A new upscale restaurant is set to open in the former Tommy O’s spot in Downtown Vancouver.
The Sedgwick, which will have the same head chef and co-owner of Camas’ Feast@316, will offer a small-plates menu in a lounge-type atmosphere, co-owners Melissa McCusker and Darren Nies said. It’s undergoing tenant renovations at the Sedgwick Building, 801 Washington St.
“We wanted to bring something new to Vancouver,” Nies said. “A Portland, New York or Chicago atmosphere.”
Head chef and co-owner Tim McCusker is creating the menu for The Sedgwick with influence from his Irish roots and his world travels, similar to Feast@316’s menu influence.
The restaurant will have couches in its lounge area and also table seating. The small, family-style shared plates will pair with craft cocktails focused on the classics, Nies said.
“It’s going to be small plates,” Melissa McCusker said. “You can get a whole bunch of different flavors. It’s not a traditional way of eating. You can order a whole bunch of different things.”
Nies, who has been in the restaurant industry for over 20 years and worked at Mill Creek Pub and 3 Sheets at the Harbor, said that the owners were interested in opening a downtown Vancouver location before the pandemic hit. After March, Nies said he was able to negotiate a revenue-sharing-style deal with the building owners.

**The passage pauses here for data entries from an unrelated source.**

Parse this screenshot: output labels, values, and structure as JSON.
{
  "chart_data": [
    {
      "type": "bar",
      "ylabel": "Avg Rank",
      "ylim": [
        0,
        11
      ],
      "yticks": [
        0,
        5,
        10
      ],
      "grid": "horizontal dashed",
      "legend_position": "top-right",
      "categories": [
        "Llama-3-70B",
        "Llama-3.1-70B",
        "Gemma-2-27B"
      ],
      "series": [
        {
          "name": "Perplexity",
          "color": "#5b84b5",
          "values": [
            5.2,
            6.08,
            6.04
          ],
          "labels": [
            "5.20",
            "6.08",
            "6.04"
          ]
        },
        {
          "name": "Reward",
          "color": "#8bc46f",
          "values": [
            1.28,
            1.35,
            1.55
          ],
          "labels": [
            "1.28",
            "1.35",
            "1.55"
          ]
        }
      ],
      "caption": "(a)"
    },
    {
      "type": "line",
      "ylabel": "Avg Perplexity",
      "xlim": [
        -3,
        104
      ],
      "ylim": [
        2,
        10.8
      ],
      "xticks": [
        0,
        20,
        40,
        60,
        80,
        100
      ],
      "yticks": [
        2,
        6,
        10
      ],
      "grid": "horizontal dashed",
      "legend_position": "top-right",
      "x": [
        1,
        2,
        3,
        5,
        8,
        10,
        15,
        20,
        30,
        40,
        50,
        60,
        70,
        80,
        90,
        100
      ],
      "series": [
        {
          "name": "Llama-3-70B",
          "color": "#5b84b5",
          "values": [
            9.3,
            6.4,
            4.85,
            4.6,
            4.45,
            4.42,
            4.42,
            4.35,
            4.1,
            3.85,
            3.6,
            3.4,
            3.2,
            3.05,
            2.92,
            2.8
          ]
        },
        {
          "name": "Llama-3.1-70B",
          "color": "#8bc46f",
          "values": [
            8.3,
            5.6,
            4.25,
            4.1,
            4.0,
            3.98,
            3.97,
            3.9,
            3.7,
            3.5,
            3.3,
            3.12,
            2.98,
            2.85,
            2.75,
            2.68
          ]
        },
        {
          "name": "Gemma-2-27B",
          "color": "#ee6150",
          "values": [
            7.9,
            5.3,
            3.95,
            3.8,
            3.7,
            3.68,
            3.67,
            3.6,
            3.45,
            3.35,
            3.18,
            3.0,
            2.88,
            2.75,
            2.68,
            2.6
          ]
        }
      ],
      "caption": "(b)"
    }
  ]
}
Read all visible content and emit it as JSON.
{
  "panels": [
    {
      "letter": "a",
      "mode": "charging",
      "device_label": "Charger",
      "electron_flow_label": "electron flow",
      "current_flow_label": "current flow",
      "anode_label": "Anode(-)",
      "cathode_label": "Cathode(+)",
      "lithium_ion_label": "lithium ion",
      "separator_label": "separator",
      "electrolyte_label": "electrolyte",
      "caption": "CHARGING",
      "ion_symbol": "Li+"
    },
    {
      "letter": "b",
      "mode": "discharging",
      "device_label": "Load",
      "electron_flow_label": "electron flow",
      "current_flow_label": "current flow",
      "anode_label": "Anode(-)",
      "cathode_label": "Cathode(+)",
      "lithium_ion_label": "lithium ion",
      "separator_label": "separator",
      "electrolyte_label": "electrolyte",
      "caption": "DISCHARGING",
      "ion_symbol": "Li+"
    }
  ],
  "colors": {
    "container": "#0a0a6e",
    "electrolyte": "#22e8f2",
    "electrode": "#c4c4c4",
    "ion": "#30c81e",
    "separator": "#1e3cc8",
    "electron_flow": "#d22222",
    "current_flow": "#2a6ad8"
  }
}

Nies said that the deal with the landlord targets a certain revenue, but he would not reveal the amount, and if that target is not hit, the restaurant does not have to pay as much rent.
“If we’re not up to those sales, it makes us easy to survive and get to the next month,” he said.
Nies said he is trying to get the building open by the end of the year, but he is not certain. Finding contractors to do quick work is difficult under the pandemic, he said.
Melissa McCusker said Feast@316, at 316 N.E. Dallas St. in Camas, is holding steady under the pandemic.
“We’re not making any money but not hemorrhaging any money,” she said. “We’ve hired a few more people. Finding people to work during the day has been a challenge because of home schooling.”
Historic building
The McCuskers and Nies named the restaurant after the building’s namesake, Dr. Alice Isabel Sedgwick, a prominent doctor and businesswoman in Vancouver during the early 1900s.
Sedgwick was one of the few licensed female doctors at the time. She built the building in 1907 and operated her practice, the Sedgwick Sanitarium, out of the first floor. On the second floor were a grocery store, a pool hall, a telephone office and a nine-room hotel.
“One interesting thing was she applied to get a streetcar franchise,” said Bradley Richardson, executive director of the Clark County Historical Museum. “She ended up going up against a big transportation group but lost that opportunity. She would have basically been in charge of that streetcar system.”
Sedgwick is mentioned in The Clark County Historical Museum’s newest exhibit that tells the stories of prominent women in the county’s history.
The building was added to the Clark County Heritage Register in 2018. The building is also named “Murray’s Corner” because of past owner Glenn Murray. That name can be seen from the south side of the building.
Naming the restaurant The Sedgwick was “a nod to the past,” Melissa McCusker said.